I’d been to her Chelsea space once with Jeremiah, back when things were swell, to attend an opening for Tan Rififi. The artist had been naked, save a loincloth, and he crouched like a sumo wrestler over a pail of cow’s blood. He leaned in and soaked his hair, then took sumo strides to a canvas on the wall and shook his locks like a dog shaking off a bath. Jeremiah and I had gone straight to the dry cleaners from there.

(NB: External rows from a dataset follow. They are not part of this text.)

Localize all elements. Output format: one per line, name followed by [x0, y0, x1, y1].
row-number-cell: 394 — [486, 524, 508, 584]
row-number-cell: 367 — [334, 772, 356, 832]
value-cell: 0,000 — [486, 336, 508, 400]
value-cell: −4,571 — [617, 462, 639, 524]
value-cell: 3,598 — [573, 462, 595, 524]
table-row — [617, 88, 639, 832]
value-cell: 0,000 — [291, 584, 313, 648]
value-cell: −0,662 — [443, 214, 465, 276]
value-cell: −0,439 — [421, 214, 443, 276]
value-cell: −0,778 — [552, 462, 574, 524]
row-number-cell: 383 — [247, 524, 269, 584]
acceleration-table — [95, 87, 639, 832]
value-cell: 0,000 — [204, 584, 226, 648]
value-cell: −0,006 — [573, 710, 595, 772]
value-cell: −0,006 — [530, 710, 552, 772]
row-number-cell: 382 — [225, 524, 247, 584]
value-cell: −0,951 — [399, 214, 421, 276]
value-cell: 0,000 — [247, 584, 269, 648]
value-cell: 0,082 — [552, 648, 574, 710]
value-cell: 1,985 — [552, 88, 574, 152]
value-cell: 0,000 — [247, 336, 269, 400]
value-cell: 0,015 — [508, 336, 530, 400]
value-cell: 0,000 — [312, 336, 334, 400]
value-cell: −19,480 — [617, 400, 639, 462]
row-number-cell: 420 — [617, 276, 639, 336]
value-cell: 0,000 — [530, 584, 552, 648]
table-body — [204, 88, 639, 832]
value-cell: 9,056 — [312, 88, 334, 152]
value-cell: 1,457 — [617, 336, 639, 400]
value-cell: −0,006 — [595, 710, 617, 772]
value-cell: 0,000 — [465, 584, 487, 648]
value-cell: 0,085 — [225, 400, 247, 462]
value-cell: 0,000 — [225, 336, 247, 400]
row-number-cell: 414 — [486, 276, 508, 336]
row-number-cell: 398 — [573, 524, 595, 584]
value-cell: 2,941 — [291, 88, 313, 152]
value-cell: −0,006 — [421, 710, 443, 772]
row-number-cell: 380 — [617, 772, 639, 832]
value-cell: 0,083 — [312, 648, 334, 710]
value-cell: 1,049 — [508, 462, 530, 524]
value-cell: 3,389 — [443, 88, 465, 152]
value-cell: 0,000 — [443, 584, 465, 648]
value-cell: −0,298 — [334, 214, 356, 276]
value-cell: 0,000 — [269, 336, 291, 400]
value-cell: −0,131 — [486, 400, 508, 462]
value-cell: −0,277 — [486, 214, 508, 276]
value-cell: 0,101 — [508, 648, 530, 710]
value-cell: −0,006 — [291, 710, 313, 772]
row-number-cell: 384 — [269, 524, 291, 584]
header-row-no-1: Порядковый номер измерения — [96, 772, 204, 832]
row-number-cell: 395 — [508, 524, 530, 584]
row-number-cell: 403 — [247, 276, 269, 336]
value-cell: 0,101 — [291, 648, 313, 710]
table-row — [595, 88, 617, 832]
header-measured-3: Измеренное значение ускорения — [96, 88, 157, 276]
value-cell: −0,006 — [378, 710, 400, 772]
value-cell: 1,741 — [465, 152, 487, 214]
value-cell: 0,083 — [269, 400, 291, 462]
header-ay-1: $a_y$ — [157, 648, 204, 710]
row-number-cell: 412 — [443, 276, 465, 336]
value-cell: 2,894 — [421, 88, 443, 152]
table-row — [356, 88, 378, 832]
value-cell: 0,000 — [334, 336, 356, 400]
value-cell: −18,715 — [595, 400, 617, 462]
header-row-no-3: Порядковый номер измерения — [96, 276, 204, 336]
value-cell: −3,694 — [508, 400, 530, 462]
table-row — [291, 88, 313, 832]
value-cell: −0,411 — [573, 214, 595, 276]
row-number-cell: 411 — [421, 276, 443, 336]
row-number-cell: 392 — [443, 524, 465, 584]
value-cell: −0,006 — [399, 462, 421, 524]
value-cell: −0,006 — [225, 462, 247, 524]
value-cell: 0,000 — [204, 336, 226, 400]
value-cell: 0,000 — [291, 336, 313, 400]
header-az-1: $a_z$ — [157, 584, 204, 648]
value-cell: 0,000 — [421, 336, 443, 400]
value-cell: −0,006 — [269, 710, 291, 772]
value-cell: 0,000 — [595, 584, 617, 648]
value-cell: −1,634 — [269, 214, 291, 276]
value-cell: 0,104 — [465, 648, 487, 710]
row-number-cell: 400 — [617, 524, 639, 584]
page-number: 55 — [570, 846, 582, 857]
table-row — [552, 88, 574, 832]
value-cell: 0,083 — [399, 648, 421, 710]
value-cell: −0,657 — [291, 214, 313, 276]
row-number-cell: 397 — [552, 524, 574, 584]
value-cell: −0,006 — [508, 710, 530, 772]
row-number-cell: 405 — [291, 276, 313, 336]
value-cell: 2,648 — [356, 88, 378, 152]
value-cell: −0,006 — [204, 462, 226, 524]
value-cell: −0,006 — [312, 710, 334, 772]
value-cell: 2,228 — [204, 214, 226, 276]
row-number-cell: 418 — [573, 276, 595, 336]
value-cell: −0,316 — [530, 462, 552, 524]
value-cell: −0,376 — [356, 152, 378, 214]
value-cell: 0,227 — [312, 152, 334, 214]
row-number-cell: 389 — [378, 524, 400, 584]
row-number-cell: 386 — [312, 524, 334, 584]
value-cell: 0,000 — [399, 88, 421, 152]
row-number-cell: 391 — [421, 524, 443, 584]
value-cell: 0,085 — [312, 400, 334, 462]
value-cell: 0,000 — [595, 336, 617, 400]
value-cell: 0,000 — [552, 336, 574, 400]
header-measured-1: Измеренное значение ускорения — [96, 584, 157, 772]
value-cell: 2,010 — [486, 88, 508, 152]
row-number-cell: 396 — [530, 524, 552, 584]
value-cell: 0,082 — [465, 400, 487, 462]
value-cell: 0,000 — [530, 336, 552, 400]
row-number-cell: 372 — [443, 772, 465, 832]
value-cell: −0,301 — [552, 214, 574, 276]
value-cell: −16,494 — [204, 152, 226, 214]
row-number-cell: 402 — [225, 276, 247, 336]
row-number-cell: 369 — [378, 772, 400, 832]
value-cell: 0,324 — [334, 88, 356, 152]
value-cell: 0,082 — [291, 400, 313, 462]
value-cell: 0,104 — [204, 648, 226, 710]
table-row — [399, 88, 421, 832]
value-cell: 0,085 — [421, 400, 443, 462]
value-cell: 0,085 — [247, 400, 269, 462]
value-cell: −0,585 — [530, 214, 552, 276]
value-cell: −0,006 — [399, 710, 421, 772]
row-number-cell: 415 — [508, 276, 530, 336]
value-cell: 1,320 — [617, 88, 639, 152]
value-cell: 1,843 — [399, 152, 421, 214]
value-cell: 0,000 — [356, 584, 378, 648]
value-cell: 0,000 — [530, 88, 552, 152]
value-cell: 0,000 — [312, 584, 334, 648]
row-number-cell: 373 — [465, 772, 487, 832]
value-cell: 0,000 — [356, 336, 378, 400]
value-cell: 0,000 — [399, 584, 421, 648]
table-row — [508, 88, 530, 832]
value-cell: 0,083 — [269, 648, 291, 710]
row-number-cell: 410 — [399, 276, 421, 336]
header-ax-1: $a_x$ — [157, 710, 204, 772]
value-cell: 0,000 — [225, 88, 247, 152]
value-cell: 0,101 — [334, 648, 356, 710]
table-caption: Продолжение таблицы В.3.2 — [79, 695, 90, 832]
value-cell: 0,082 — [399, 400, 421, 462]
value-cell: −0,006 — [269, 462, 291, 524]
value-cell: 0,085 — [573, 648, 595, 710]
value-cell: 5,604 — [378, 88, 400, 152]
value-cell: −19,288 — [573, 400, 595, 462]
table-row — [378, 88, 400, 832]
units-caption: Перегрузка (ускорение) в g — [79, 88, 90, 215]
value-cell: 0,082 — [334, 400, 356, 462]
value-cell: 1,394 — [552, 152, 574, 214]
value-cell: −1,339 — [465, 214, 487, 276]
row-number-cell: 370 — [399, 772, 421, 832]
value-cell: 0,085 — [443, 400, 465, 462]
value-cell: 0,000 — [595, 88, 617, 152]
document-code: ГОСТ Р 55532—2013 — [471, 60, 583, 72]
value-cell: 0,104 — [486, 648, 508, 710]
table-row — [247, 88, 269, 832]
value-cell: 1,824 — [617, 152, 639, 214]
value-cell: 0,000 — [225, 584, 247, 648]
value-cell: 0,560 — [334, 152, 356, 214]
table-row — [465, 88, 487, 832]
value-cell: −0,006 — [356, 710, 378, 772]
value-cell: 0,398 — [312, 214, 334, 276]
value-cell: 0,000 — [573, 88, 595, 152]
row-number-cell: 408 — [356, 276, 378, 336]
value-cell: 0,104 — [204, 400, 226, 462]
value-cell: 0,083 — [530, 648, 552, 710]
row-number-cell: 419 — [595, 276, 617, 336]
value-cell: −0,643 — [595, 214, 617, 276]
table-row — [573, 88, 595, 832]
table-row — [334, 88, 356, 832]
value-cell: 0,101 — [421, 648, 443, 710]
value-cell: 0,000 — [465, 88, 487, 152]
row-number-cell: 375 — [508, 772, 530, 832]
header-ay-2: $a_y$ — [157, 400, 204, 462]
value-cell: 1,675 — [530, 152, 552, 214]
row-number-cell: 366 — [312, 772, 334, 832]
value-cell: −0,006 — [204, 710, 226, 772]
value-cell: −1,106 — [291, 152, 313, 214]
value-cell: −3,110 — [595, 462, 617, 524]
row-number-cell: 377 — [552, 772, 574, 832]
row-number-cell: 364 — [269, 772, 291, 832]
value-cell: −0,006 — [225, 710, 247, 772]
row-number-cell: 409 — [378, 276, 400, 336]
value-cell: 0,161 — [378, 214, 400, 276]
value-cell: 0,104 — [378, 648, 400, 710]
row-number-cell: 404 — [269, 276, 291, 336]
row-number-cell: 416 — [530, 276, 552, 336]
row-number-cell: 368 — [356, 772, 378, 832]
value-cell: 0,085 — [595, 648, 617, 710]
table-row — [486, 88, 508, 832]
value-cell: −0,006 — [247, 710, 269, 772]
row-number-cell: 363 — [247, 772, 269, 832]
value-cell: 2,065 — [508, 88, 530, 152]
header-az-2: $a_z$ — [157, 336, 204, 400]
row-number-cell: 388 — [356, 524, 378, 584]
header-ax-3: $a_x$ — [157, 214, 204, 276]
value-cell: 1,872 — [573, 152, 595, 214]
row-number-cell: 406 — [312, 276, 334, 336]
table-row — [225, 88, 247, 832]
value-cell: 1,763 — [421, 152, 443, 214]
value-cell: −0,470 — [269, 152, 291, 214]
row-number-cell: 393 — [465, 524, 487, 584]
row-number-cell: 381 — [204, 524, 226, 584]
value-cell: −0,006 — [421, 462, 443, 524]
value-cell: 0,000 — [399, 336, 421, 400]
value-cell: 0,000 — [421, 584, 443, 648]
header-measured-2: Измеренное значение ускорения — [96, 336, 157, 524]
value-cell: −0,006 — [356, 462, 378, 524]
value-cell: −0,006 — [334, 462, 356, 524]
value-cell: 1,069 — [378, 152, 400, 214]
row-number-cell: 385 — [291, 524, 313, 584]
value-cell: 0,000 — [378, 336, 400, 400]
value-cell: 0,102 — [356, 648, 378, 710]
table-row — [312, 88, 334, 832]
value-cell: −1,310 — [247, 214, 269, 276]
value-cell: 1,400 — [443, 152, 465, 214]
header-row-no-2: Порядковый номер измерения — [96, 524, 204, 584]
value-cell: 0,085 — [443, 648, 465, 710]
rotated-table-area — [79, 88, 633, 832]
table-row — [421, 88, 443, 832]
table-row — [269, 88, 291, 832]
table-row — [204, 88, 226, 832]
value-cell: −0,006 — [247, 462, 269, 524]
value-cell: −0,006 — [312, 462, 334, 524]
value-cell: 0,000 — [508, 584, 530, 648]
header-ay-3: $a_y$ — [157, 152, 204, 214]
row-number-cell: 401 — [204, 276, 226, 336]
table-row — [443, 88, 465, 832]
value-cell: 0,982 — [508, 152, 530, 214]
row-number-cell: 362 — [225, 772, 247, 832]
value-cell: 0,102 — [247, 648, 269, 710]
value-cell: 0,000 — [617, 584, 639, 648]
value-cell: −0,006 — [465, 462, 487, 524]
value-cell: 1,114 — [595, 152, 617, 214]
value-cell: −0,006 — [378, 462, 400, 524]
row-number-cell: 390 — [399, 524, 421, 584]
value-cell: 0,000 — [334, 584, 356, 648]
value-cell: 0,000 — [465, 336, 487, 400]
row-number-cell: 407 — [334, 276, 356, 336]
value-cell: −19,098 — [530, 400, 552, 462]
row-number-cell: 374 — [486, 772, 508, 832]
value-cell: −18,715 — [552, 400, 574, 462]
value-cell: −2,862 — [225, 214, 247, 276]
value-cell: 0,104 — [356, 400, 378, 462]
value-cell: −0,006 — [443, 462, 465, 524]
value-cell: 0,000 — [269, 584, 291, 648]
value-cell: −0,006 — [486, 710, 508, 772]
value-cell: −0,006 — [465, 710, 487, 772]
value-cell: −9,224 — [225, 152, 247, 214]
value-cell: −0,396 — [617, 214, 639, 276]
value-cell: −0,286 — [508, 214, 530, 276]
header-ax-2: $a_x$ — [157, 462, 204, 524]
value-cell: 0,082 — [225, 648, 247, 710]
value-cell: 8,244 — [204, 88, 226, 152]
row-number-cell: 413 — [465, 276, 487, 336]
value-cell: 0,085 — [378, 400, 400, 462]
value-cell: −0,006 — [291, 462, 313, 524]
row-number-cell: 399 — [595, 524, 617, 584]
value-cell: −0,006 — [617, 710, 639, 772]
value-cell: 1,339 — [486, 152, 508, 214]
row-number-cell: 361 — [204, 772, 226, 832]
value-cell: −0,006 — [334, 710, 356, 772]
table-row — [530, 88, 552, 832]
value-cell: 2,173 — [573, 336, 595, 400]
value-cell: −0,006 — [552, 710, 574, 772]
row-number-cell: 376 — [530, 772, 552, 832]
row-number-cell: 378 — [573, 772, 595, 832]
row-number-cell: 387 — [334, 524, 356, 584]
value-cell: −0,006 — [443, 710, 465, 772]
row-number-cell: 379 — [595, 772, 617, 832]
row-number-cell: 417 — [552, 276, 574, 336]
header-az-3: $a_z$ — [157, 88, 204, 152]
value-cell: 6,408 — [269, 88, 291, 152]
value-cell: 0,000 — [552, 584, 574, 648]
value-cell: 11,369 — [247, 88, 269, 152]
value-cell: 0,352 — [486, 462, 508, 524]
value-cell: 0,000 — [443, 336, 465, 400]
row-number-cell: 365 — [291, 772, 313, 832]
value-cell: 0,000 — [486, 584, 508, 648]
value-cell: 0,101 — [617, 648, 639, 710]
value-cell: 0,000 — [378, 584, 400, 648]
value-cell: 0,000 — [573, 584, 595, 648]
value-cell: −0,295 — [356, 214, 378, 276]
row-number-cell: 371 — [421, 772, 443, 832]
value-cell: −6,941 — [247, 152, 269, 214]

Now I was considering Darla’s current exhibition: “PURE: A Retrospective of White-on-White.” All the paintings were white, or shades of white, white lines on white backgrounds, white boxes on white squares. One had a small red square in the corner of a white box. That was pretty exciting.
I didn’t know many of the artists in the show, but according to the catalog on the desk, they were something special: Cy Twombly, Robert Ryman, Ad Reinhardt, Agnes Martin, Kasimir Malevich, Josef Albers, Piero Manzoni. There was one I recognized: Jasper Johns’s white-starred and-striped White Flag. It was on loan from the Metropolitan Museum of Art—which had agreed to hang it with Darla under the strictest of conditions, the catalog made clear—and it was hanging in its own alcove, with its very own guard. I figured I was standing in the most expensive whitewash ever produced—perhaps $50 million’s worth.
Could Cabeza be right? Why would a woman who obviously had high-level connects care one way or another about a smalltime graffiti dude who ran a paint school in the Bronx? She didn’t need to be bothering with minnows, when she was frying up great whites. And why was Cabeza so concerned about these paintings of Wallace’s anyway? I knew from my days on Style that everybody has an angle. What was his?